Espinosa put himself through college with scholarships and money he made delivering pizza. He said studying in Mexico convinced him that NAFTA helped drive prices down for Mexican farmers, forcing them to come to the United States to survive. Here, he joined up with the Minnesota Immigrant Rights Action Committee and began rather predictable protests.

But then he got on the e-mail list of the Minnesota Tea Party, and eventually offered to speak about immigration under the name Erickson, "the whitest name I could think of."

They bit, and he turned it into a bit of political theater and a YouTube hit. "I realized then that humor was a very powerful way to communicate, a way to re-frame the debate," said Espinosa.

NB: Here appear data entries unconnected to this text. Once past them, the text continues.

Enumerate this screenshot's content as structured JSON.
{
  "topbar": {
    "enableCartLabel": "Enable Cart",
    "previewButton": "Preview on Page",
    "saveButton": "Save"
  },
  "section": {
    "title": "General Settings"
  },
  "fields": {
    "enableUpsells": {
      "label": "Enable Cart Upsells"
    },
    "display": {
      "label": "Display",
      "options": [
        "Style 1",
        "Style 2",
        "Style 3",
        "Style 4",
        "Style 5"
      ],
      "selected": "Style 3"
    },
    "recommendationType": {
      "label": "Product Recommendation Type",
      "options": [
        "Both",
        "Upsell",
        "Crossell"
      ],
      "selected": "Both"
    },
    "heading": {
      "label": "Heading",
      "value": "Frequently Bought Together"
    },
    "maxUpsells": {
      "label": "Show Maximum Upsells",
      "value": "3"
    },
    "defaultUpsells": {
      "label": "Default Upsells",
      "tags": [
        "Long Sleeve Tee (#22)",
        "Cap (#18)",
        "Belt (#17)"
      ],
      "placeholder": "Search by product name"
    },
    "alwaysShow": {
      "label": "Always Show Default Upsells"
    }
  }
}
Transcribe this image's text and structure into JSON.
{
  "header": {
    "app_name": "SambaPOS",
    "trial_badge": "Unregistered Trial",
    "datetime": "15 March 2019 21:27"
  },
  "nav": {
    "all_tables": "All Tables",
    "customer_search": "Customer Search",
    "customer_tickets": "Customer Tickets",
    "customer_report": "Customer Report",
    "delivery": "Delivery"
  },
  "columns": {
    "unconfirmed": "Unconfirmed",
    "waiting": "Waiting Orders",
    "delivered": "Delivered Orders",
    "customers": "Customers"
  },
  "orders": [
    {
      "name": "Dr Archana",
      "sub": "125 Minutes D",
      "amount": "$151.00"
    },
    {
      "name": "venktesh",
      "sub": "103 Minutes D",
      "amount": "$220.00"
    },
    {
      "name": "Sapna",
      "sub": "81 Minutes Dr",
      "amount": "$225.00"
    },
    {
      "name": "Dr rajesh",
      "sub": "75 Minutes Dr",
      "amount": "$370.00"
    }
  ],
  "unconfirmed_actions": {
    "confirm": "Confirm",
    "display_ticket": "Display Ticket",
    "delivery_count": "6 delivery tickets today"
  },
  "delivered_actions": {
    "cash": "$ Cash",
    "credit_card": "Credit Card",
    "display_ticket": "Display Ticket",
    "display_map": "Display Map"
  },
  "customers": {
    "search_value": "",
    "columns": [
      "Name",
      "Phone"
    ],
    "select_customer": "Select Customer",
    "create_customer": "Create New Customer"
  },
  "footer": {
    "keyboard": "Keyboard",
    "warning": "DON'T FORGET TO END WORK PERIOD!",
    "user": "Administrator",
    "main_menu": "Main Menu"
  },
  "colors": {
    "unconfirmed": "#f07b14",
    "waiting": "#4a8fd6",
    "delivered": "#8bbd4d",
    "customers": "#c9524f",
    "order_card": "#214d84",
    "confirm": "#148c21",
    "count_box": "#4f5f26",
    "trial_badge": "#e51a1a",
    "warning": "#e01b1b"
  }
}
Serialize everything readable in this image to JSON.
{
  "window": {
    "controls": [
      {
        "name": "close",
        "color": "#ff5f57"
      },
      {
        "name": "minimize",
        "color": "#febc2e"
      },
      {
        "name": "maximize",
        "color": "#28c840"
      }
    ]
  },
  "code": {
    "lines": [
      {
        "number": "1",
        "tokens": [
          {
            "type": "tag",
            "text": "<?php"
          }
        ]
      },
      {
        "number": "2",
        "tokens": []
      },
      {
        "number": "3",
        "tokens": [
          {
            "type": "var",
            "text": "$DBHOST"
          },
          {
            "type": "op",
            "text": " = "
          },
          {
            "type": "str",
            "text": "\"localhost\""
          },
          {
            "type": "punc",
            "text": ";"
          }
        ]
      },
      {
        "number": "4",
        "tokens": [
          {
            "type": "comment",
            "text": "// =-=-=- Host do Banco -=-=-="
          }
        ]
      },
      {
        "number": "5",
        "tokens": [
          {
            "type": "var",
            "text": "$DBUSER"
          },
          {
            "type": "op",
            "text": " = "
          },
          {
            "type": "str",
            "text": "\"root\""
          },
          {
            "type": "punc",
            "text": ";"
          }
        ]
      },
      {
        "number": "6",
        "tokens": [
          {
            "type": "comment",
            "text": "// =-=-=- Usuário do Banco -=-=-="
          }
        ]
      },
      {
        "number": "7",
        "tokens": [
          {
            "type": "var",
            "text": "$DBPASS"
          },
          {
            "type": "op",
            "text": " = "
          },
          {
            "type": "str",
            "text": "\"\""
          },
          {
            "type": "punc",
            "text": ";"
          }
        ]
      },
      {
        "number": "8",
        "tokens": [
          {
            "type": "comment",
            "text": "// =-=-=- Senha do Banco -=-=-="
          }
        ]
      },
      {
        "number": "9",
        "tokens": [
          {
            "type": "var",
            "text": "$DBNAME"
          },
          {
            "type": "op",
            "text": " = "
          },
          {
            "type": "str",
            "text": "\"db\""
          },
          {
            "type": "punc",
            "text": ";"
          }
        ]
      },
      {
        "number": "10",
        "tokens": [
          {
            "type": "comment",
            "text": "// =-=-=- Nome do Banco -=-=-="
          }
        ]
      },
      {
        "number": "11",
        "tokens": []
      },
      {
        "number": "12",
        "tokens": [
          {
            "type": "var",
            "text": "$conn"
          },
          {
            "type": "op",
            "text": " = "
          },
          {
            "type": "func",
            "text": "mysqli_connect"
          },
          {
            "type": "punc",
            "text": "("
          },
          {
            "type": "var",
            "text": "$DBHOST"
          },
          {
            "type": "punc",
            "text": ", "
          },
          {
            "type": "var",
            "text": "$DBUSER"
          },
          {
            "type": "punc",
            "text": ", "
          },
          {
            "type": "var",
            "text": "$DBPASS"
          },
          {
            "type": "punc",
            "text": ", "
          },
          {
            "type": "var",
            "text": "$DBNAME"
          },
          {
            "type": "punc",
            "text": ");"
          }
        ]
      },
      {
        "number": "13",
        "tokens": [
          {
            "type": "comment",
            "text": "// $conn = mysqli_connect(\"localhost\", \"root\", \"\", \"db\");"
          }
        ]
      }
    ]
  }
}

Not all the Tea Partiers caught the nuances of his speech. "They were still cheering when I got to the end, so I ad-libbed a little bit," he said. "When I started chanting, 'Columbus go home,' that was the nail in the coffin."

Ruthie Hendrycks, a Tea Party leader who invited Espinosa to speak, said he won't enter into real dialogue. Instead, his antics are "nothing more than acting out for attention," she said.

Espinosa and the MIRAC has also picketed Baja del Sol, owned by Republican Party Chair Tony Sutton, and threatened a boycott of the Jimmy John's on Block E because the chain's owner supported harsh immigration laws. The local franchise owner agreed to denounce the Arizona law and end the boycott, "a huge victory for us," said Espinosa.

A compendium of Espinosa's pranks can be found at his website, www.columbusgo

home.com.

"I hope to bring a serious message," said Espinosa. "The pranks are fun, but if no serious analysis comes from it, then it's just a vapid act."

That leads us to the infamous penny dump, which I thought took away the opportunity for restaurant servers to have their day. They were doing a pretty good job, from all accounts, but Espinosa gave Emmer a chance to make an exit, albeit an awkward one.

Espinosa, no surprise, disagrees. "I wanted to make the connection between working people and immigrants," he said. "I don't think people realize how attacks on immigrants also have an impact on the community."

So what would he tell a waiter or line chef who lost a job to an illegal immigrant?

"I don't know," he said. "I could understand why they would be angry, but I would hope they looked at the bigger picture, that immigrants are often good for a community."

This Thursday at the State Capital (6 p.m.) Espinosa will be part of another rally against the Arizona anti-immigration law. And it won't stop there.

"Unless Emmer does a 180 on some issues, there will be more pranks to come," he said.